床の間の柱に掛けられた時計の針は、あと数分で新年を迎えようとしている。
先ほどから除夜の鐘の音も聞こえてきていた。
「ねぇ、周さんは本当に初詣行かないの?」
口をむぐむぐとさせながら、つぐみが不満げな声を出す。
つぐみはこれから久遠とふたりで近くの神社に初詣に行く約束をしているらしい。
数日前から、周も一緒に来ないかとしつこく誘われていた。
きっと周が来ても、久遠は何の疑問も、不満も抱かず、楽しげに参拝するのだろう。
しかし、十代の頃の友人との思い出は、人生の中でも特別なきらめきを持つ、宝物のようなものだ。
大人になったからこそ、周はその大切さが身に染みてわかる。
つぐみにもそんな思い出を持って欲しかった。
「ああ、俺は締め切りもあるしな。久遠君とふたりで、しっかり合格祈願しておいで」
笑顔で言って、その口にみかんをもう一房放り込んでやる。
つぐみは諦めたように小さく息を吐いた。
だがつぐみは座卓上のみかんの皮を横にどけると、身を乗り上げてきて、周の頬を両手で挟んだ。
そして鼻先同士がくっつきそうなくらいに自身の顔を寄せてくる。
「なんだ?」
戸惑う周の瞳をつぐみはまっすぐに捉えた。
「俺だけを見て」
そう言われずとも、周の視界にはつぐみの顔しか映っていない。
透き通るような滑らかな肌に、茶と緑が甘く混じり合った二重の瞳。
大人とも子供とも言えない、その危ういような美しさは、毎日見ている周でさえ、見惚れてしまいそうになるほどだった。
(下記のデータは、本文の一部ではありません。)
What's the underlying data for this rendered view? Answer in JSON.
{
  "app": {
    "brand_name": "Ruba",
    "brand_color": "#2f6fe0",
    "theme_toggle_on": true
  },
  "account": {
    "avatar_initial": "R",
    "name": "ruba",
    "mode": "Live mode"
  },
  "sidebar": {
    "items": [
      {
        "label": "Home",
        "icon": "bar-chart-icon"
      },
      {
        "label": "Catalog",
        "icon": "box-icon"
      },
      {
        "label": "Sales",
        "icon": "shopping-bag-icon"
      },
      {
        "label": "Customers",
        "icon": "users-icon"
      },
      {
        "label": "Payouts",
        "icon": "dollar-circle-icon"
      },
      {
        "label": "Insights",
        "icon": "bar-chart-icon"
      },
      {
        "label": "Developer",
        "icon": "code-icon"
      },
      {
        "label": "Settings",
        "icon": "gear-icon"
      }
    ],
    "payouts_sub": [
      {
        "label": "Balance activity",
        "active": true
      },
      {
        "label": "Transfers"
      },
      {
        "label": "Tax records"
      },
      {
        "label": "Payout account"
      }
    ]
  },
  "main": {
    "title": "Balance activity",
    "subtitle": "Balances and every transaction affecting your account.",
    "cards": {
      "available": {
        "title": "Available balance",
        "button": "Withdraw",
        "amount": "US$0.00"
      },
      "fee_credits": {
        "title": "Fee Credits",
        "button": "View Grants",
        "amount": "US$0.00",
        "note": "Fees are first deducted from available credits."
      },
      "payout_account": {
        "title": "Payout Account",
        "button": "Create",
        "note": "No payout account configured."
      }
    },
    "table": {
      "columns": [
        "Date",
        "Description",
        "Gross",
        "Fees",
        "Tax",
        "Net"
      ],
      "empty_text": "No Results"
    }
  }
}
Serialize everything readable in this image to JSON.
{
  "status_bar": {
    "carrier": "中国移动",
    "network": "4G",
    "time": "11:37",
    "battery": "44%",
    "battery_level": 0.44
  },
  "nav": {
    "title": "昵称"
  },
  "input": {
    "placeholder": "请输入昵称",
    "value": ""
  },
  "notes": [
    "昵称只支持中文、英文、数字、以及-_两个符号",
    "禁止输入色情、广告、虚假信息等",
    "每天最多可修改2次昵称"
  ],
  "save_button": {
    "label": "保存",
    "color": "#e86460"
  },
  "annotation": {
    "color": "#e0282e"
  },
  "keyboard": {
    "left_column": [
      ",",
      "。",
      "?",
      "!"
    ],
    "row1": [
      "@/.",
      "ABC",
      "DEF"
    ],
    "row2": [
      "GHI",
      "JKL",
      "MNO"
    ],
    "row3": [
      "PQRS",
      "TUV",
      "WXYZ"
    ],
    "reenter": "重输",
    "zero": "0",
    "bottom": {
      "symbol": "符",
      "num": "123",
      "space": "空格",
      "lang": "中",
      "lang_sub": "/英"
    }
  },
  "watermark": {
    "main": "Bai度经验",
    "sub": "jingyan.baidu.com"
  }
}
つぐみは振り返って柱の時計を見たあと、また周の顔に視線を戻した。
「あと、五秒。目をつぶって」
言われたとおりに目蓋を閉じる。
「三、二、一……。目開けて」
「……っ」
息を呑むほどの眩い笑みが、目の前にあった。
「明けましておめでとう、周さん。周さんが去年最後に見たのは俺で、今年最初に見たのも俺だね」
そう言って、悪戯っぽく目を細める。
周は心臓が不規則に波打ち、頬が紅潮するのを感じた。